- Policy meant to ease migration surge after Title 42 expired
- Court says policy is functionally same as one that was vacated
The Department of Homeland Security’s parole policy intended to help mitigate a migration surge in the wake of Title 42’s expiration has been halted by a federal judge in Florida.
Judge T. Kent Wetherell II of the US District Court for the Northern District of Florida granted a preliminary injunction blocking the immigration policy called “Parole with Conditions” on Tuesday. The Pensacola-based judge said the policy was functionally the same as another he vacated in March.
The policy would allow parole authority to allow people into the country on the condition they schedule an appointment with US Immigration and Customs Enforcement within 60 days.
Attorneys for the State of Florida filed an emergency motion for a temporary restraining order, which was granted, on May 11. Both Florida and DHS then asked for a preliminary injunction,the latter so the US could seek appellate review of the court’s decision.
DHS said the parole policy was meant to help stem the immigration crisis. But the court said the policy isn’t “as big of a deal as DHS is making” it because the number of border encounters is much lower than the agency predicted.
Recent data shows that the number of people arriving “was about one-third the number predicted in the declaration that DHS relied on in support of its argument that the sky will fall” if the parole policy isn’t implemented, said Wetherell, a 2019 appointee of President Donald Trump.
The court cited to reasoning it used when granting the restraining order, saying it was unpersuaded by DHS’s arguments.

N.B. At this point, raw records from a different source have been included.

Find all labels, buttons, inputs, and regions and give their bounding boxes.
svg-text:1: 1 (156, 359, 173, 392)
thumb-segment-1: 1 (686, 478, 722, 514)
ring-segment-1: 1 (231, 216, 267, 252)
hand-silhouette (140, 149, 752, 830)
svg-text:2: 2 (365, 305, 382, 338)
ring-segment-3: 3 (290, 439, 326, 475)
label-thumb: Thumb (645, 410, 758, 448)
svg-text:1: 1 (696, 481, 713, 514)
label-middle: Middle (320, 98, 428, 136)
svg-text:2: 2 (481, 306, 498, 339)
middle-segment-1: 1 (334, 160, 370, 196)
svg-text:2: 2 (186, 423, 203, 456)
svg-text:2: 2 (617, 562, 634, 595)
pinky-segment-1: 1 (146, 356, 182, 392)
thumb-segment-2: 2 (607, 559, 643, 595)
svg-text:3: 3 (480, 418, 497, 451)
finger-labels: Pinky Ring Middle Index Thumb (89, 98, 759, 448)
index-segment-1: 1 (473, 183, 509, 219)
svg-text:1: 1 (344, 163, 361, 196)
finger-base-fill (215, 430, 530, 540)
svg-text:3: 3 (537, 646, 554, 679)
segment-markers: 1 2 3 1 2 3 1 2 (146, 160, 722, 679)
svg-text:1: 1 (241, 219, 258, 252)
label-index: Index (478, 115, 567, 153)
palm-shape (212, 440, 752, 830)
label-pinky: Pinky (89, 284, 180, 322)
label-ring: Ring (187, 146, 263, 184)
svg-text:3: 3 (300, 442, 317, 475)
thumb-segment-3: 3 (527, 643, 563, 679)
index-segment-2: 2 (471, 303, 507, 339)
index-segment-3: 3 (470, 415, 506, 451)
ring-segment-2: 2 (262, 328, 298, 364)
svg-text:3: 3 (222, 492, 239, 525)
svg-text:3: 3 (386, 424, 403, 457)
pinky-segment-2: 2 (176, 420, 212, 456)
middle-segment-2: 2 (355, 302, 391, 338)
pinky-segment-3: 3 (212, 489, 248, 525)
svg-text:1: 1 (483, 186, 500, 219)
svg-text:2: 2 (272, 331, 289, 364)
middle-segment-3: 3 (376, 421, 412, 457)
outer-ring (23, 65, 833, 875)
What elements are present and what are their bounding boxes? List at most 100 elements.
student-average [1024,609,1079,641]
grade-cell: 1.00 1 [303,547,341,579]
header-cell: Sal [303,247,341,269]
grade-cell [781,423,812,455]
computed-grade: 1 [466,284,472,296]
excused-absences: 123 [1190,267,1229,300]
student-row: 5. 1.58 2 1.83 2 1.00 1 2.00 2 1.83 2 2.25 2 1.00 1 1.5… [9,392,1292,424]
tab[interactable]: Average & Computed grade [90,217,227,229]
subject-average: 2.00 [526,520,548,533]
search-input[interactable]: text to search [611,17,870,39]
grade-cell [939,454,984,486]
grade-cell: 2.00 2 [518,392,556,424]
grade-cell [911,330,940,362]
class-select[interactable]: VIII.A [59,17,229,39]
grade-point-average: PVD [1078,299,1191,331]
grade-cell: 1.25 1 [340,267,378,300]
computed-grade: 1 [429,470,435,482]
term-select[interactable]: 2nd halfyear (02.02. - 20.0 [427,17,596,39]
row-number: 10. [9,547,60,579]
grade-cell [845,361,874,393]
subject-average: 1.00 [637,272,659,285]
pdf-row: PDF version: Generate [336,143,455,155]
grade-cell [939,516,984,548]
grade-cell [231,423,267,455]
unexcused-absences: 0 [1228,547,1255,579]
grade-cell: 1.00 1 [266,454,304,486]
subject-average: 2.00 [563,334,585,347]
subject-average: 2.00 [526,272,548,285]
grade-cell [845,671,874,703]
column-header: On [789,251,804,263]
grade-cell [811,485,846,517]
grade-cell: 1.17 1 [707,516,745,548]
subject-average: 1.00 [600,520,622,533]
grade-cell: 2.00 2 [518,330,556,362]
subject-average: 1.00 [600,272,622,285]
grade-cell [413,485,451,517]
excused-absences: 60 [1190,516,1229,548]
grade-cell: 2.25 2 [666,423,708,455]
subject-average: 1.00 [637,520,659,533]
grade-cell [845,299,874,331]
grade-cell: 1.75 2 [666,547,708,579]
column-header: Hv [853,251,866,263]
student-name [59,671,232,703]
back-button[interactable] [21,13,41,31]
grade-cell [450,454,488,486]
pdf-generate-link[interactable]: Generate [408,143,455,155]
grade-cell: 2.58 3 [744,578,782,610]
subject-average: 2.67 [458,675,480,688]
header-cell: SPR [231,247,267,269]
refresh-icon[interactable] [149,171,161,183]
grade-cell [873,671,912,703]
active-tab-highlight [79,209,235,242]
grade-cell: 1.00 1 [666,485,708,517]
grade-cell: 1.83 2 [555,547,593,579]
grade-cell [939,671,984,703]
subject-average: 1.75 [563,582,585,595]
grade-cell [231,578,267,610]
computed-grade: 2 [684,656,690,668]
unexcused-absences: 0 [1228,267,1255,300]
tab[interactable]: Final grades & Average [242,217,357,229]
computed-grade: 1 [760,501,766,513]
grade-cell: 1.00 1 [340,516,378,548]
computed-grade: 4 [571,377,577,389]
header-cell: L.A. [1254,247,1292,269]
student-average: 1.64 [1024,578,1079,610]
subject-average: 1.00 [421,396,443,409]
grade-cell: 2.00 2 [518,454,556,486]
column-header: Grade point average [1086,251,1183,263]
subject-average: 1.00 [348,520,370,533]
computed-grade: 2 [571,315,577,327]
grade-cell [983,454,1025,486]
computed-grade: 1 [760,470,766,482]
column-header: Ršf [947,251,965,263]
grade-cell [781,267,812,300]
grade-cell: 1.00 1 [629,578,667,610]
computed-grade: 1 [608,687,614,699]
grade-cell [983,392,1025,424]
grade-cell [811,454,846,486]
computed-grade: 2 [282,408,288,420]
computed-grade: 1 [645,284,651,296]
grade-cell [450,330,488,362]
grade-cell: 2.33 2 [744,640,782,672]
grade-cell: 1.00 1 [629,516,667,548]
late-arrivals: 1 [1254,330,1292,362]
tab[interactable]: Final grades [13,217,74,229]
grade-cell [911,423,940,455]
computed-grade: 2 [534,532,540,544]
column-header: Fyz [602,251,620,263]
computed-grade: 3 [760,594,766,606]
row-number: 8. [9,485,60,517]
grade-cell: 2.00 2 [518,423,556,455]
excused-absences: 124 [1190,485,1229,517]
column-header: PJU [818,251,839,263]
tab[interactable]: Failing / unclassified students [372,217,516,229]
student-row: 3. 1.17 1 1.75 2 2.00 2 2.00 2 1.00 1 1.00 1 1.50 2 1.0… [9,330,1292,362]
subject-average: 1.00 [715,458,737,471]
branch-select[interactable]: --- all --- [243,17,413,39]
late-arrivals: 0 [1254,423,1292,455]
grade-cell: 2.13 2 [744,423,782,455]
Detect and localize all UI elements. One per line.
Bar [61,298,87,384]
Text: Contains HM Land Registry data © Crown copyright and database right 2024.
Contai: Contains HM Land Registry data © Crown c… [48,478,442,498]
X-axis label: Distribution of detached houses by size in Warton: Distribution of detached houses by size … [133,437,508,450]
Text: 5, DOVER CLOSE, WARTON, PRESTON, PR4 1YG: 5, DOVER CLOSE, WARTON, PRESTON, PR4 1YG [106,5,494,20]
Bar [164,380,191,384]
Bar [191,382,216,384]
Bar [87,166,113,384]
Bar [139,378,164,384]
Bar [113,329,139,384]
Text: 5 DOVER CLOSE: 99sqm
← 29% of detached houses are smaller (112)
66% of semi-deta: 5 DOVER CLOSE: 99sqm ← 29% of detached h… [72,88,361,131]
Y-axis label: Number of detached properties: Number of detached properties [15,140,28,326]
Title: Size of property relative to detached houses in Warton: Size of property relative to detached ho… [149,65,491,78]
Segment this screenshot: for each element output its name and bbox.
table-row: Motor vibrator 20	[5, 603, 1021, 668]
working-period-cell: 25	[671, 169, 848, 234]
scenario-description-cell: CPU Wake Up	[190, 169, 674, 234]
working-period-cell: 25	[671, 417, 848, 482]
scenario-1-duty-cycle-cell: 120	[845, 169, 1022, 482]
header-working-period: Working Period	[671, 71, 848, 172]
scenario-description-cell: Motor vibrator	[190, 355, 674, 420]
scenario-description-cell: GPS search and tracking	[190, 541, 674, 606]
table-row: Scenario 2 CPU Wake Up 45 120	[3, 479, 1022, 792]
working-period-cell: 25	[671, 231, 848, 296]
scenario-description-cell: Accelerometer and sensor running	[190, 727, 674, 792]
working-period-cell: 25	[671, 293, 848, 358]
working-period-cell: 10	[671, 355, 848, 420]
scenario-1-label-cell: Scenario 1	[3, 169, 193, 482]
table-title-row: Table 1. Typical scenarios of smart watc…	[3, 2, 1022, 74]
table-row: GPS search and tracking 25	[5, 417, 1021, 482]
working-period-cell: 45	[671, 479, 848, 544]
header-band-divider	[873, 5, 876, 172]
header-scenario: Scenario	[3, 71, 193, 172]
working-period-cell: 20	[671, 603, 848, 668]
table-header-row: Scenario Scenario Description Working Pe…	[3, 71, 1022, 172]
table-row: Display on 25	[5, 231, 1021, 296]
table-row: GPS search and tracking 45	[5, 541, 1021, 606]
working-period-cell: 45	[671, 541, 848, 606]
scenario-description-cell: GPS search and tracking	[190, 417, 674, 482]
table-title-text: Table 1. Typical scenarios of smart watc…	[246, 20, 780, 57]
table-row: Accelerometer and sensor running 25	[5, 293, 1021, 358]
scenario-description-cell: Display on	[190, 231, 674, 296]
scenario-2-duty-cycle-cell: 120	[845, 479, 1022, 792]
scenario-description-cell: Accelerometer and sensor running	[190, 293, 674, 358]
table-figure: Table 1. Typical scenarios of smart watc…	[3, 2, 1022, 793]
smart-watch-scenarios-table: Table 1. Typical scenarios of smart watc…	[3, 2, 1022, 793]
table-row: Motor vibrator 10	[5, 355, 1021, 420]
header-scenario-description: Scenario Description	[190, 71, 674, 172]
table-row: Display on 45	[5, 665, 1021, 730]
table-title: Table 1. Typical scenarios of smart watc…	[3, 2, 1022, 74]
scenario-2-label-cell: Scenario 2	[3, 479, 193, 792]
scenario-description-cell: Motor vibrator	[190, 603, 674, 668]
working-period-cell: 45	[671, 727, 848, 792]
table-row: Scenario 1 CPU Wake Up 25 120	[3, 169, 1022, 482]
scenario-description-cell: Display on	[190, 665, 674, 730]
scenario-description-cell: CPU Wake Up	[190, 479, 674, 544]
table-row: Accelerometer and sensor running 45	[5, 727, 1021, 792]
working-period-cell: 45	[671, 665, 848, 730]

The policy “does not reflect any consideration of the additional backlog that will likely be created by releasing aliens into the country without initiating immigration proceedings and then having to track them down to do so if they do not report to ICE,” Wetherell had said when granting the TRO.
The department’s “doomsday rhetoric rings hollow” because DHS created the problem “through the adoption of implementation policies that have encouraged the so-called ‘irregular migration’ that has become fairly regular over the past 2 years,” Wetherell wrote in that same May 11 order.
The case is Florida v. Mayorkas, N.D. Fla., No. 3:23-cv-09962, 5/16/23.